In a call to action statement this week, the five UN and partner organisations said gaps in data covering refugees, asylum seekers, migrants and internally displaced populations are endangering the lives and wellbeing of millions of children on the move

The statement highlighted the lack of data essential for understanding how migration affects children and their families. It said data on children moving irregularly across borders, and those who have gone missing or lost their lives during their migratory journeys are particularly scarce.

“Protecting children on the move starts with better data,” it said.

The statement confirmed alarming holes in the availability, reliability, timeliness and accessibility of data and evidence that are essential for understanding how migration and forcible displacement affect children and their families.

It said there was recorded information on age for just 56 per cent of the refugee population under UNHCR’s mandate and only 20 per cent of countries or territories with data on conflict-related internally displaced persons (IDP) break it down by age.

Nearly a quarter of countries and territories do not have age disaggregated data on migrants, including 43 per cent of countries and territories in Africa; and lack of information on migrant and displaced children deprives the affected children of protection and services they need.

“We are aware that there are a growing number of children on the move, and that many of these children face significant risks during their journeys,” said Frank Laczko, Director of IOM’s Global Migration Data Analysis Centre, which hosts the Missing Migrants Project.

“In only about 40 per cent of cases where we record a migrant death are we able to estimate the age of the person who died,” he said. “It is extremely difficult to find data disaggregated by age.”

Of the 1,202 deaths of child migrants recorded by the Missing Migrants Project, their age is provided in only 21 per cent of cases.

Often, sources will only mention that the deceased person is a ‘child’ or ‘infant,’ which means that it is difficult to assess which child migrants are most vulnerable. Of the children whose age was provided, the average was just 8 years old at the time of their death, the statement said.

Fifty-eight of these children were infants under the age of 1, and 67 were between 1 and 5 years old.

Though the scarcity of data on child migrants means that it is impossible to say which migratory route is most dangerous for children, the available data indicate that crossing the Mediterranean, especially from Turkey to Greece, is particularly deadly.

At least 396 migrants under the age of 18 died while crossing the Eastern Mediterranean since 2014, with a further 164 recorded on the Central Mediterranean route, and 16 on the Western Mediterranean route.

However, as less than 20 per cent of the more than 15,000 deaths recorded on these routes contain information on age.

Worldwide, the Missing Migrants Project has recorded the deaths of 137 children migrating in Africa, 20 on the US-Mexico border, and 18 on land in Europe. By far the most deaths were due to drowning – 681 children have been lost while crossing a body of water, most of whom perished in the Mediterranean Sea or the Bay of Bengal.

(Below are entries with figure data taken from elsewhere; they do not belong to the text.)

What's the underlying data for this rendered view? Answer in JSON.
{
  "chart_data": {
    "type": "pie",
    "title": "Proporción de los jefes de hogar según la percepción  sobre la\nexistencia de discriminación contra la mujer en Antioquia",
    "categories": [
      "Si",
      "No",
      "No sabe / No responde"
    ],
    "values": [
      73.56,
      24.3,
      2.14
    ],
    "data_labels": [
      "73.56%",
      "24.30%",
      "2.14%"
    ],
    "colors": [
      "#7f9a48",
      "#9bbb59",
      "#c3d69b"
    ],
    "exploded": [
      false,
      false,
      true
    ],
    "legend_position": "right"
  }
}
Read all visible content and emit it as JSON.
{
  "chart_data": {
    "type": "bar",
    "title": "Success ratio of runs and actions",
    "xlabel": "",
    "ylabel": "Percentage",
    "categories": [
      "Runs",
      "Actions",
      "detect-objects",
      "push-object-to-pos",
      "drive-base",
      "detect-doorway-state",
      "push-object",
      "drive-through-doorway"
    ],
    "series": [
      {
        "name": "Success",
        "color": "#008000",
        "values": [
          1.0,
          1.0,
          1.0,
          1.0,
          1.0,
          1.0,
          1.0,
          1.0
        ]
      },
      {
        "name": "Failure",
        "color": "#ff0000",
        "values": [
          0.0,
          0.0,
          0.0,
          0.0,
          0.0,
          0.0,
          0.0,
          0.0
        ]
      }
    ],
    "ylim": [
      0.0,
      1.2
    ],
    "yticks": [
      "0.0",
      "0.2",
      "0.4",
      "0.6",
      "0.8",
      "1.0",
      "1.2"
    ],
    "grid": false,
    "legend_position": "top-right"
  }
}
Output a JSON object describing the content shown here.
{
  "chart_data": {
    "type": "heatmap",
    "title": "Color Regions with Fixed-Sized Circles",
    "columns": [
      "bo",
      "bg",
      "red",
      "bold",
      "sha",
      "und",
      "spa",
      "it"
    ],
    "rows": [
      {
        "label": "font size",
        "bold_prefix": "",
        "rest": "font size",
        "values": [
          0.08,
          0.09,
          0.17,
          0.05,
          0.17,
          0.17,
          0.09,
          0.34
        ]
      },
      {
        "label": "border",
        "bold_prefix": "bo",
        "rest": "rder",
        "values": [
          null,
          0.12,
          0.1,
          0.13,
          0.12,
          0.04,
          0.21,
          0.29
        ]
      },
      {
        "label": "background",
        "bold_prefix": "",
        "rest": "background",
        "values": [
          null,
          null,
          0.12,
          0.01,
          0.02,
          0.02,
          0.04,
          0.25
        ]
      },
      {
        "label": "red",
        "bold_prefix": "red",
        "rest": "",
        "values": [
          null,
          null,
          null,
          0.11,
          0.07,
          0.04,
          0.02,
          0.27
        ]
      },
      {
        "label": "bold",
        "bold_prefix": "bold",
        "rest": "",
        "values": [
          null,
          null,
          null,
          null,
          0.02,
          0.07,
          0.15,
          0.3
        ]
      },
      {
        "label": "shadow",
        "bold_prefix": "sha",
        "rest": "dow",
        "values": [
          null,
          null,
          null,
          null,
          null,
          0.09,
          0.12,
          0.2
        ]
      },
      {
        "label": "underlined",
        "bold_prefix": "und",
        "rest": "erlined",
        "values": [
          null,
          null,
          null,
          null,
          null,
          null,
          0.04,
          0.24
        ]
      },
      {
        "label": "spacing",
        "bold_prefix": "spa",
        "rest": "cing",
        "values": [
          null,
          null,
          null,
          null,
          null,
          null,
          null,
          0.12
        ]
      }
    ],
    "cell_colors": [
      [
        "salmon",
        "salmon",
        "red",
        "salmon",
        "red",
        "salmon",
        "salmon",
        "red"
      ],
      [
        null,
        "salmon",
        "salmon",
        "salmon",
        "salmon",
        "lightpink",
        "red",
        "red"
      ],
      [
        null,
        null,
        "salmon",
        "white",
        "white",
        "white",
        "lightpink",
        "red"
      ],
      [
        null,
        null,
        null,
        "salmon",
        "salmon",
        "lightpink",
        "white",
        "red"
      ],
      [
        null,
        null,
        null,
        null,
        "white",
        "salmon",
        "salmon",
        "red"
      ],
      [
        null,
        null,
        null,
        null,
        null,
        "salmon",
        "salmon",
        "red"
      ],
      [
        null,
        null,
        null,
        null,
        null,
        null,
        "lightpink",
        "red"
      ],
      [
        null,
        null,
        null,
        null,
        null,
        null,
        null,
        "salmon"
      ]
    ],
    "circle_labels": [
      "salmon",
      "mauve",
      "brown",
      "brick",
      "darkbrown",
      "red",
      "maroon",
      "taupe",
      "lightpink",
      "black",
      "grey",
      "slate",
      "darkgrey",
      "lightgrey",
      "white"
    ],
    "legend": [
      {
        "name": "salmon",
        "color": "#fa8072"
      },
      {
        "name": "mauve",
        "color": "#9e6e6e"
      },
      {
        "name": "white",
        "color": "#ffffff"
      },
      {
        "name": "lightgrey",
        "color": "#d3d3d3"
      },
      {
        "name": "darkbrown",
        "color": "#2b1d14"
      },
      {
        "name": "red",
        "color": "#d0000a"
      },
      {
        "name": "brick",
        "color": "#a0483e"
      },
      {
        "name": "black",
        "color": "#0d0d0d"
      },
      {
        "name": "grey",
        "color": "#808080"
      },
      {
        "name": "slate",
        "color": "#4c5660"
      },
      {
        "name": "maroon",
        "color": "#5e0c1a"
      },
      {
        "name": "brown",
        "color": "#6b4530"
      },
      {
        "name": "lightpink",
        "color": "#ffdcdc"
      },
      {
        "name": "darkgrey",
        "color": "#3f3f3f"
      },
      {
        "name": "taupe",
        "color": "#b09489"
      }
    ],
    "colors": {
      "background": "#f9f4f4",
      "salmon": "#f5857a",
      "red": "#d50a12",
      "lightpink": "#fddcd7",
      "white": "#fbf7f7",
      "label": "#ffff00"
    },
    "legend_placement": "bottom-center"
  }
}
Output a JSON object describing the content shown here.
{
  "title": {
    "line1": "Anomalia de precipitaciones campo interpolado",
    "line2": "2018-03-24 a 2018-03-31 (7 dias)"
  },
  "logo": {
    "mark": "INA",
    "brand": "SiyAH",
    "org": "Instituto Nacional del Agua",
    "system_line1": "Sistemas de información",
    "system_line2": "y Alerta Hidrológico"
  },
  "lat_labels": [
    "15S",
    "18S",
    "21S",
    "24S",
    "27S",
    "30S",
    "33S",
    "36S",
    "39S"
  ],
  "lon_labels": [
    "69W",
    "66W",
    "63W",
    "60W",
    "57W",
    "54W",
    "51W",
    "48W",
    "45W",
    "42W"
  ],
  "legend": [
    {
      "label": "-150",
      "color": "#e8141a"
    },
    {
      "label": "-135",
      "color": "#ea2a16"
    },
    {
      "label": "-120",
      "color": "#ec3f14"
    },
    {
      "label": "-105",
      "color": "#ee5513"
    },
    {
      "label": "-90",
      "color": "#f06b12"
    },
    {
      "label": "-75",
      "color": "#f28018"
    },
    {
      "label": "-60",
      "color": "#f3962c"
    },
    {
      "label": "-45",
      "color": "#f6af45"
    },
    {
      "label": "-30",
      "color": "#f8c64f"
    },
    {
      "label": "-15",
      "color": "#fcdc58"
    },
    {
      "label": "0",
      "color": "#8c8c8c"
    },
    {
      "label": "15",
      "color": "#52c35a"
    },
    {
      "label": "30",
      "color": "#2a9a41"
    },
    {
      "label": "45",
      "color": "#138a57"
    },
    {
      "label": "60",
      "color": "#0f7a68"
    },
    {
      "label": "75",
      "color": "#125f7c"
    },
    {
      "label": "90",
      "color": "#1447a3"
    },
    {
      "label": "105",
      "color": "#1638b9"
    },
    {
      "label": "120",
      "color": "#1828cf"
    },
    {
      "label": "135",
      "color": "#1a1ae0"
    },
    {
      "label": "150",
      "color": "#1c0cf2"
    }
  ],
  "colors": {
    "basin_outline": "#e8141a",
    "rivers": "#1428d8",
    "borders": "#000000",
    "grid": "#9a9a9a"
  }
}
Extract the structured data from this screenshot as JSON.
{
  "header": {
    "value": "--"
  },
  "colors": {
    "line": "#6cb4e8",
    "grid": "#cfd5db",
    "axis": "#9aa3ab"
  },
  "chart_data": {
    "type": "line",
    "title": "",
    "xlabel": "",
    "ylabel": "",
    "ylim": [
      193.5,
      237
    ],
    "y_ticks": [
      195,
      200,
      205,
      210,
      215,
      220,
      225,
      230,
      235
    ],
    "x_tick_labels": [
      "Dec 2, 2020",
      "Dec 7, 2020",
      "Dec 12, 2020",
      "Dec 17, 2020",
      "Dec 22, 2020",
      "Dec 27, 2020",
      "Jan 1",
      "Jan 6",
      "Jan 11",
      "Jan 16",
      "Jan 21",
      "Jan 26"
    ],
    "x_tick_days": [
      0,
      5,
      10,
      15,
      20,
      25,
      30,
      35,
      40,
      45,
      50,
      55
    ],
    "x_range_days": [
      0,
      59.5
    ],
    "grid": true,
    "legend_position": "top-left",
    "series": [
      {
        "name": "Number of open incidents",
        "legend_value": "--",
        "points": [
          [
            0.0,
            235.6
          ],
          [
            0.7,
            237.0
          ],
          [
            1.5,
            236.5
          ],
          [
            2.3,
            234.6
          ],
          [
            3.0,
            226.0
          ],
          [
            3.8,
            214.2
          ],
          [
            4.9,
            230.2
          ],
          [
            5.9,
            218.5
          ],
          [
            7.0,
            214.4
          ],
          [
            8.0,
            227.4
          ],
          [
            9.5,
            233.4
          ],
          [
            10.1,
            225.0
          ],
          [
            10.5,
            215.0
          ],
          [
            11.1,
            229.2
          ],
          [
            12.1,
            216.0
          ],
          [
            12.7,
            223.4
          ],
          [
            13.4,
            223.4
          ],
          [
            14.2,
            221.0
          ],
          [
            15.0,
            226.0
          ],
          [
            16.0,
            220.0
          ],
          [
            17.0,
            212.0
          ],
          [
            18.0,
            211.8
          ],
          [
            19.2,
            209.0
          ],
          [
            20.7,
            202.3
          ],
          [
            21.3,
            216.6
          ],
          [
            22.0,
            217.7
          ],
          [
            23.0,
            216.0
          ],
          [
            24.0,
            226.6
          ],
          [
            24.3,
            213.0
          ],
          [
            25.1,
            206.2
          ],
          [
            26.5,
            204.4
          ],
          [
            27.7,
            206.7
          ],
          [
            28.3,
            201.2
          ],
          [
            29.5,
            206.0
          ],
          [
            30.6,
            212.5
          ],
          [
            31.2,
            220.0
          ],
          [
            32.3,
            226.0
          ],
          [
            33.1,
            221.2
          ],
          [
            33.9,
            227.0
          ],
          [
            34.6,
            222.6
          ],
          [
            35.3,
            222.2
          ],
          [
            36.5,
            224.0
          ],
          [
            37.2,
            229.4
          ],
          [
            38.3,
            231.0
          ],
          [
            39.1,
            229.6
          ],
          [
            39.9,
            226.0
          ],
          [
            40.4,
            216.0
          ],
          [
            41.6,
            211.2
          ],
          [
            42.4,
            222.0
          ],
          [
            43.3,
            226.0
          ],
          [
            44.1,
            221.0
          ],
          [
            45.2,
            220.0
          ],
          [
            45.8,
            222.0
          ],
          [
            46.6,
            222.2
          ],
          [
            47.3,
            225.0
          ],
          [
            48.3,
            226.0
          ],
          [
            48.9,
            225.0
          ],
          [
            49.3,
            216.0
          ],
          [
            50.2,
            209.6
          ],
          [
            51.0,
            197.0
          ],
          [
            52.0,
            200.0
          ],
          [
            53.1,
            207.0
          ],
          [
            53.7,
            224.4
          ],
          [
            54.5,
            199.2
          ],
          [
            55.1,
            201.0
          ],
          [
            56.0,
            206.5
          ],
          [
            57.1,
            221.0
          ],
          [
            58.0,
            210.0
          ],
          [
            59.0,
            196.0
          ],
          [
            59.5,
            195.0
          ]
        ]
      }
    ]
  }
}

Sixty-eight children died due to vehicle accidents or suffocation during vehicular transport; 50 due to exposure to harsh environments during their journeys; 35 as a result of violence; and 23 due to illness and lack of access to medicine.

Some 803 of the children recorded in the Missing Migrants Project database were originally from Asia, including the Middle East, while another 171 of the dead were from African nations. Sixty-one were from the Americas, while the origin of the remaining 167 children could not be determined.